According to a report by the Economist Intelligence Unit, the percentage of secondary school graduates enrolled in tertiary education has more than doubled between 2004 and 2011. Yet, this has not been accompanied by an adequate increase in employment for university graduates. Of these graduates, almost half were without jobs in 2012. There are many reasons for this high unemployment rate for the most educated segment of the labour force. Besides the quality of education, there are serious skills mismatches in the economy. But more fundamentally, it lacks the ingredients of a vigorous economy-such as good governance, strong infrastructure and an open and competitive environment.
Although the economy is growing at an annual rate of around 6.0 per cent-thanks to apparel and manpower exports and micro-credit-there are limits to long-term growth in a narrowly based, rent-seeking economy.  In the absence of good governance and an economic level playing field, investments-both domestic and foreign-remain flat.
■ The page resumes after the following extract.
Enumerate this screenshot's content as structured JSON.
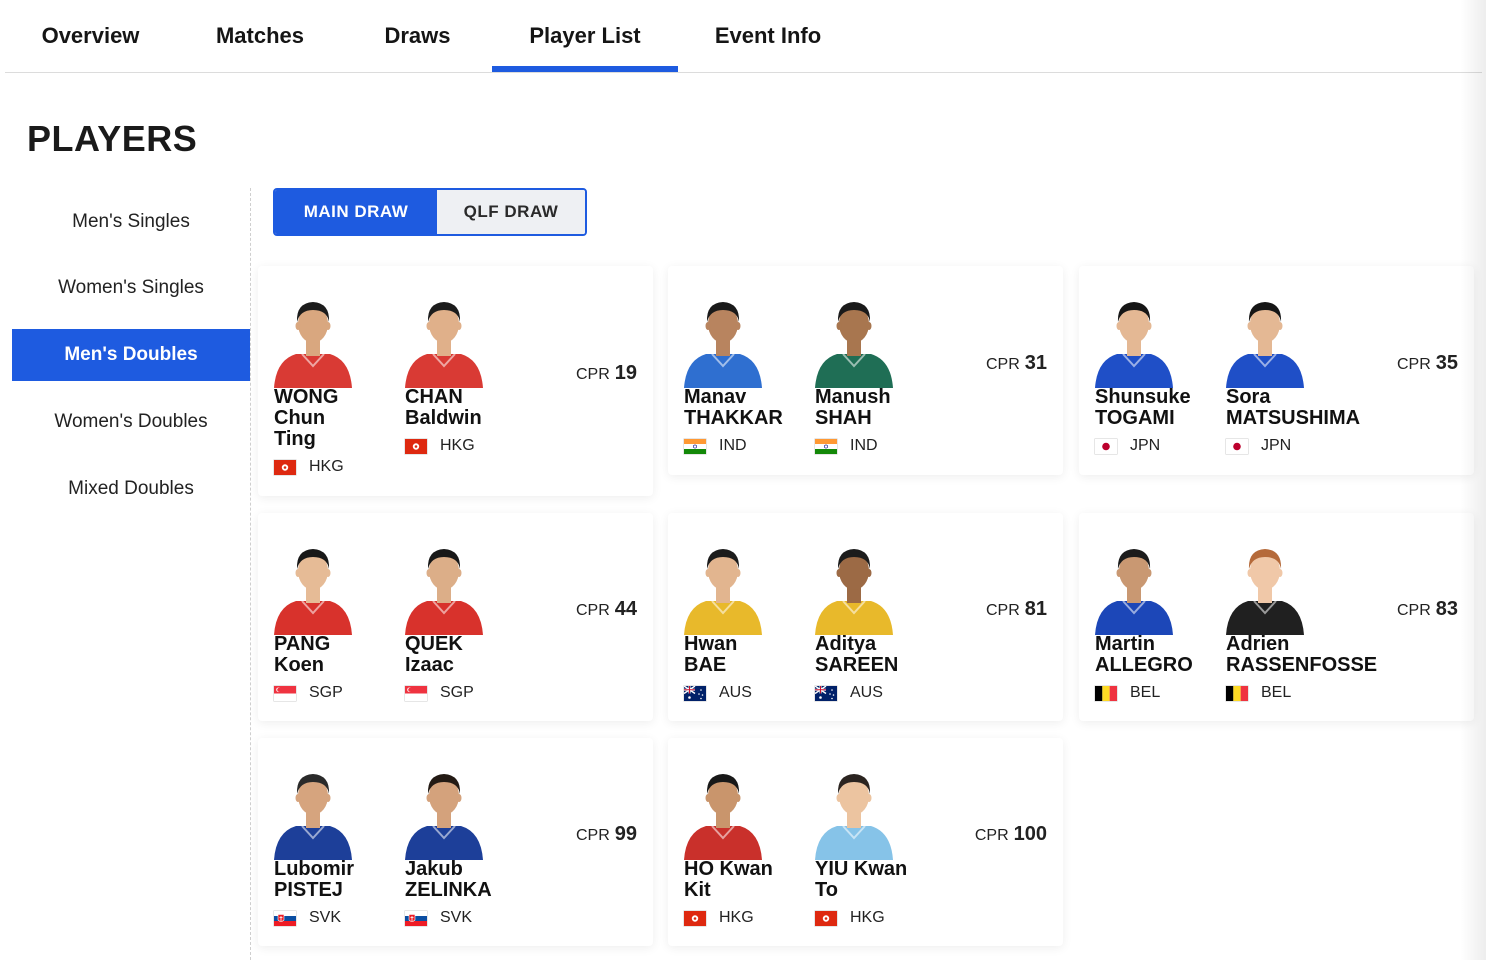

The situation will not get better without substantial improvements in the investment climate, which seems to have suffered a setback-particularly, as far as foreign investments are concerned-by recent political uncertainties.  And without a significant increase in the rate of investments, the employment situation will remain bleak, particularly for college and university graduates. Providing for food, education and health care of this unemployed workforce will constitute a huge demographic burden for the society. Rather than boosting savings, investments and growth, this will put the economy on its reverse gear, thereby seriously affecting further economic progress.
No doubt, the economy has achieved some notable successes in the past, but it would be naïve to make a linear extrapolation of the past into the future, simply based on exports of garments and apparels and workers' remittances. If the reserve army of the unemployed-to use a phrase of Karl Marx-continues to grow, the present situation may easily turn into a demographic nightmare, creating social and political upheavals. It is, therefore, unwise to think of demographic dividend as a gift like manna from the heaven; it is indeed the construct of good policies and institutions. The earlier the policymakers realise this and prepare for it, the better.